La Fiscalía General revisará los casos que terminan mal para afinar la puntería en las acusaciones
Guillermo Baigorrí puso en marcha un registro para estudiar las causas en las que el Ministerio Público no logra un fallo favorable. La idea es detectar errores, ordenar criterios y mejorar la estrategia de los fiscales.

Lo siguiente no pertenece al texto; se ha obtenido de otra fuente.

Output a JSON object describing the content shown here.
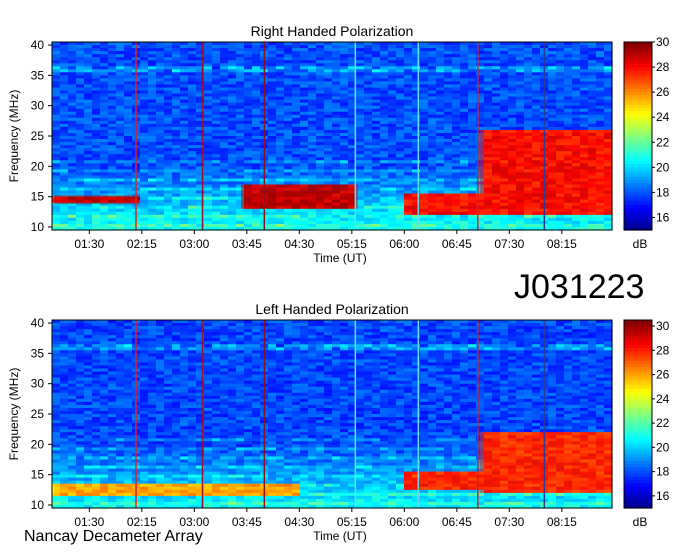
{
  "observation_id": "J031223",
  "instrument": "Nancay Decameter Array",
  "chart_data": [
    {
      "type": "heatmap",
      "title": "Right Handed Polarization",
      "xlabel": "Time (UT)",
      "ylabel": "Frequency (MHz)",
      "xticks": [
        "01:30",
        "02:15",
        "03:00",
        "03:45",
        "04:30",
        "05:15",
        "06:00",
        "06:45",
        "07:30",
        "08:15"
      ],
      "xlim": [
        "00:58",
        "08:58"
      ],
      "ylim": [
        9.5,
        40.5
      ],
      "yticks": [
        10,
        15,
        20,
        25,
        30,
        35,
        40
      ],
      "colorbar": {
        "label": "dB",
        "range": [
          15,
          30
        ],
        "ticks": [
          16,
          18,
          20,
          22,
          24,
          26,
          28,
          30
        ]
      },
      "vertical_lines": [
        {
          "time": "02:10",
          "color": "#e02020"
        },
        {
          "time": "03:07",
          "color": "#9a1030"
        },
        {
          "time": "04:00",
          "color": "#8a1020"
        },
        {
          "time": "05:18",
          "color": "#66ddee"
        },
        {
          "time": "06:12",
          "color": "#66ddee"
        },
        {
          "time": "07:03",
          "color": "#d02020"
        },
        {
          "time": "08:00",
          "color": "#2a3a99"
        }
      ],
      "strong_bands": [
        {
          "freq": [
            13.8,
            15.2
          ],
          "from": "01:00",
          "to": "02:12",
          "level": 29
        },
        {
          "freq": [
            13.0,
            17.0
          ],
          "from": "03:40",
          "to": "05:20",
          "level": 29
        },
        {
          "freq": [
            12.0,
            15.5
          ],
          "from": "06:00",
          "to": "07:05",
          "level": 28
        },
        {
          "freq": [
            12.0,
            26.0
          ],
          "from": "07:05",
          "to": "08:58",
          "level": 28
        }
      ]
    },
    {
      "type": "heatmap",
      "title": "Left Handed Polarization",
      "xlabel": "Time (UT)",
      "ylabel": "Frequency (MHz)",
      "xticks": [
        "01:30",
        "02:15",
        "03:00",
        "03:45",
        "04:30",
        "05:15",
        "06:00",
        "06:45",
        "07:30",
        "08:15"
      ],
      "xlim": [
        "00:58",
        "08:58"
      ],
      "ylim": [
        9.5,
        40.5
      ],
      "yticks": [
        10,
        15,
        20,
        25,
        30,
        35,
        40
      ],
      "colorbar": {
        "label": "dB",
        "range": [
          15,
          30.5
        ],
        "ticks": [
          16,
          18,
          20,
          22,
          24,
          26,
          28,
          30
        ]
      },
      "vertical_lines": [
        {
          "time": "02:10",
          "color": "#e02020"
        },
        {
          "time": "03:07",
          "color": "#9a1030"
        },
        {
          "time": "04:00",
          "color": "#8a1020"
        },
        {
          "time": "05:18",
          "color": "#66ddee"
        },
        {
          "time": "06:12",
          "color": "#66ddee"
        },
        {
          "time": "07:03",
          "color": "#d02020"
        },
        {
          "time": "08:00",
          "color": "#2a3a99"
        }
      ],
      "strong_bands": [
        {
          "freq": [
            11.5,
            13.5
          ],
          "from": "01:00",
          "to": "04:30",
          "level": 26
        },
        {
          "freq": [
            12.5,
            15.5
          ],
          "from": "06:00",
          "to": "07:05",
          "level": 28
        },
        {
          "freq": [
            12.0,
            22.0
          ],
          "from": "07:05",
          "to": "08:58",
          "level": 28
        }
      ]
    }
  ]
}
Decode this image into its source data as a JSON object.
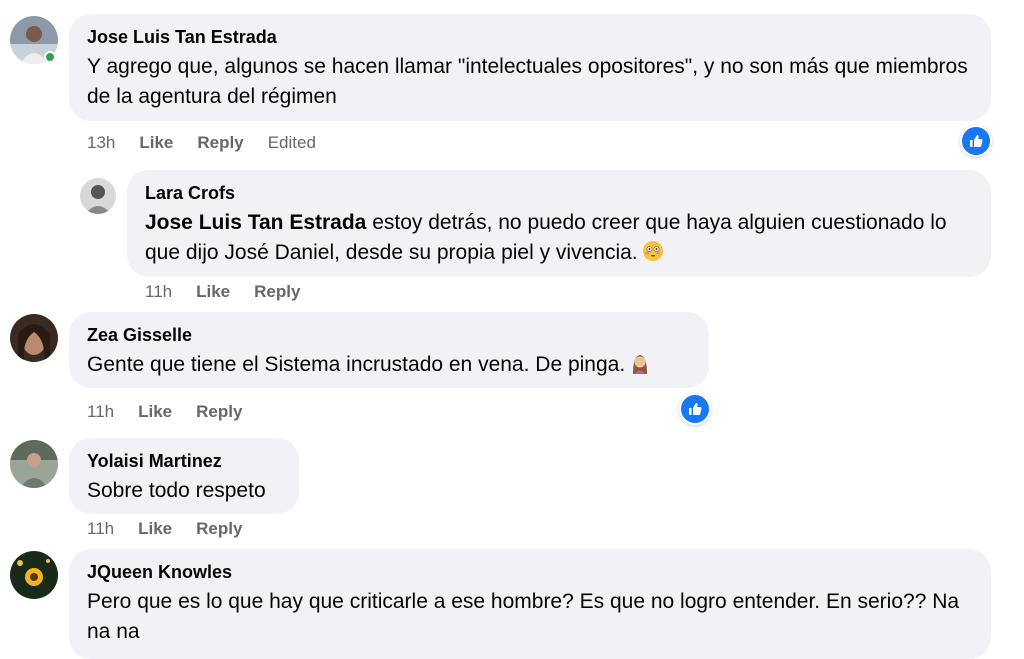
{
  "comments": [
    {
      "author": "Jose Luis Tan Estrada",
      "text": "Y agrego que, algunos se hacen llamar \"intelectuales opositores\", y no son más que miembros de la agentura del régimen",
      "time": "13h",
      "like_label": "Like",
      "reply_label": "Reply",
      "edited_label": "Edited"
    },
    {
      "author": "Lara Crofs",
      "mention": "Jose Luis Tan Estrada",
      "text": " estoy detrás, no puedo creer que haya alguien cuestionado lo que dijo José Daniel, desde su propia piel y vivencia.",
      "emoji": "flushed-face",
      "time": "11h",
      "like_label": "Like",
      "reply_label": "Reply"
    },
    {
      "author": "Zea Gisselle",
      "text": "Gente que tiene el Sistema incrustado en vena. De pinga.",
      "emoji": "woman-facepalming",
      "time": "11h",
      "like_label": "Like",
      "reply_label": "Reply"
    },
    {
      "author": "Yolaisi Martinez",
      "text": "Sobre todo respeto",
      "time": "11h",
      "like_label": "Like",
      "reply_label": "Reply"
    },
    {
      "author": "JQueen Knowles",
      "text": "Pero que es lo que hay que criticarle a ese hombre? Es que no logro entender. En serio?? Na na na"
    }
  ],
  "colors": {
    "bubble": "#f0f2f5",
    "meta": "#65676b",
    "like_blue": "#1877f2",
    "online": "#31a24c"
  }
}
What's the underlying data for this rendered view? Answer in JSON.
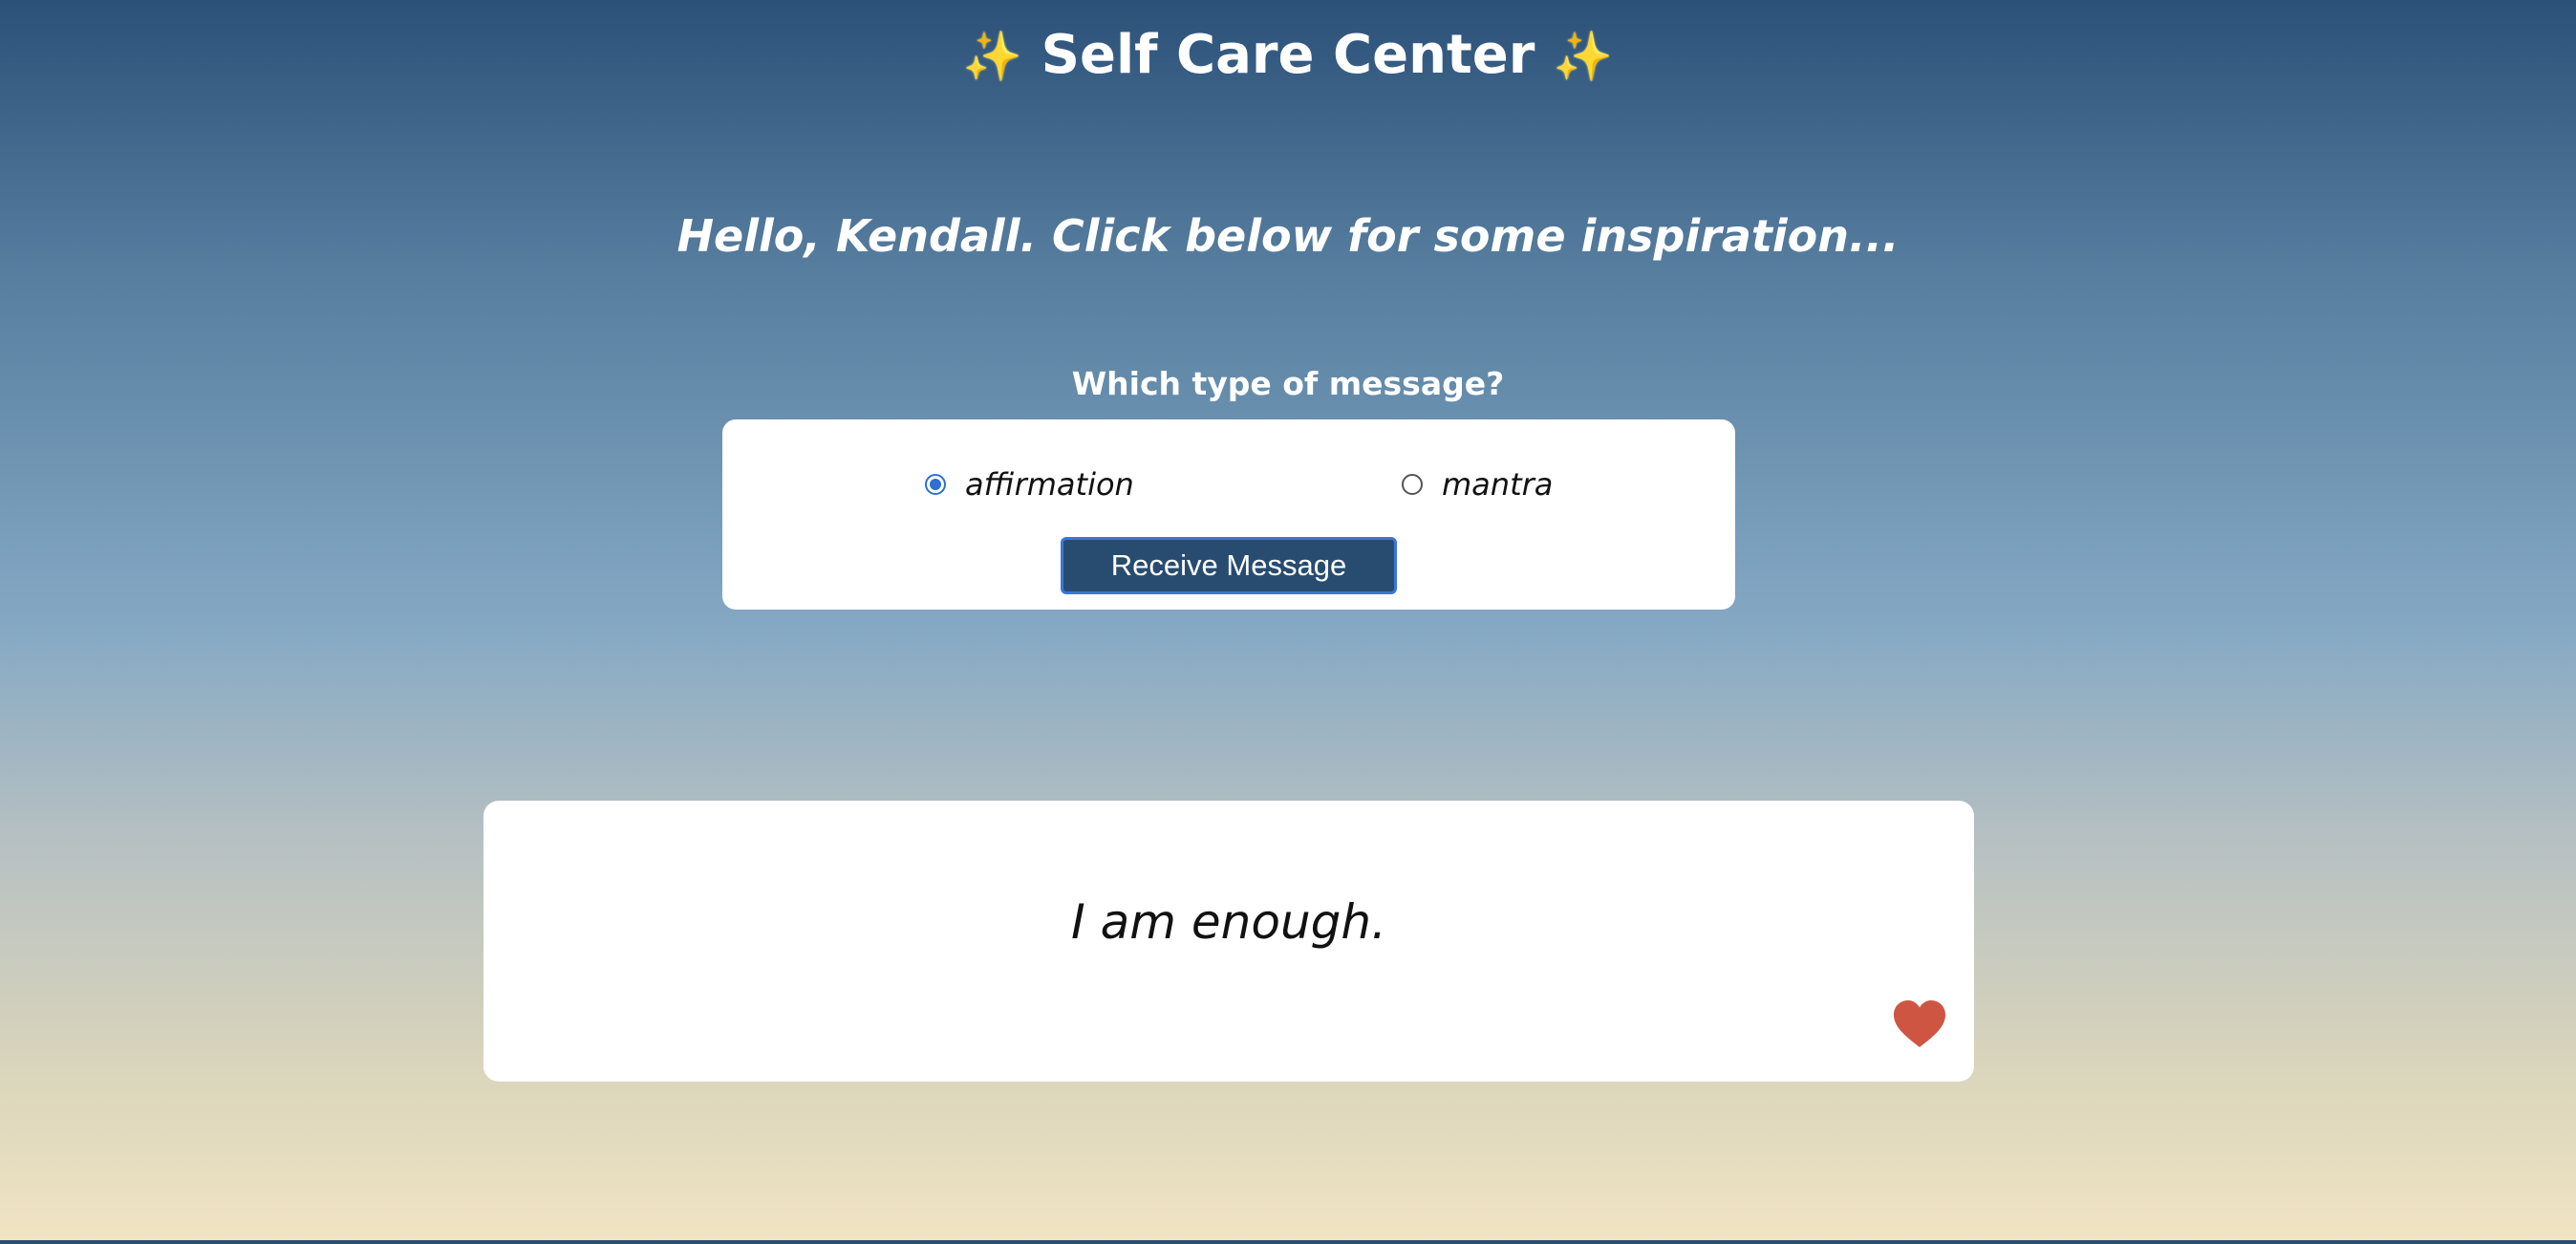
{
  "header": {
    "sparkle_left": "✨",
    "title": "Self Care Center",
    "sparkle_right": "✨"
  },
  "greeting": "Hello, Kendall. Click below for some inspiration...",
  "form": {
    "question": "Which type of message?",
    "options": [
      {
        "label": "affirmation",
        "checked": true
      },
      {
        "label": "mantra",
        "checked": false
      }
    ],
    "button_label": "Receive Message"
  },
  "message": {
    "text": "I am enough.",
    "favorite_icon": "heart-icon"
  },
  "colors": {
    "heart": "#cf5543",
    "button": "#284c6f",
    "radio_accent": "#2f6fd6"
  }
}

Con la mira puesta en mejorar el trabajo fiscal, la Fiscalía General va a poner bajo la lupa cada causa en la que el Ministerio Público no consiga un resultado favorable ante la Justicia. La decisión fue impulsada por Guillermo Baigorrí, que ordenó armar una base de datos para seguir de cerca los expedientes que terminan en contra, ya sea en la primera instancia o en apelación. La movida busca revisar qué falló y convertir esos tropiezos en una enseñanza concreta para adelante.
La idea es detectar dónde se traban los casos: desde la prueba que no alcanza, pasando por interpretaciones jurídicas discutibles, hasta la estrategia de litigación que no termina de convencer. En la resolución firmada a mediados de mayo, los fiscales de Impugnación tendrán un papel clave, porque deberán informar cada legajo en el que intervengan y cuyo desenlace sea contrario a la postura del Ministerio Público. Además, tendrán que elaborar un análisis sobre qué factores llevaron a ese revés judicial.
Desde Fiscalía General aclararon que no se trata de apelar por apelar, sino de presentar recursos con verdadero sustento. La intención es evitar planteos flojos de papeles que después se caen solos y terminan sumando ruido al sistema. Con esta reorganización, los fiscales de segunda instancia también ganan más peso, algo que ya venía marcando Baigorrí desde que tomó el mando del organismo.
En ese esquema, los representantes de Impugnación no solo sostienen las apelaciones, sino que además cumplen una función de evaluación y asesoramiento técnico. El objetivo de fondo es claro: encontrar fallas repetidas, revisar los criterios que usan tanto los fiscales como el Tribunal de Impugnación y empujar una línea de trabajo más pareja entre las distintas unidades. En otras palabras, que cada caso llegue mejor armado y con más chances de salir bien parado.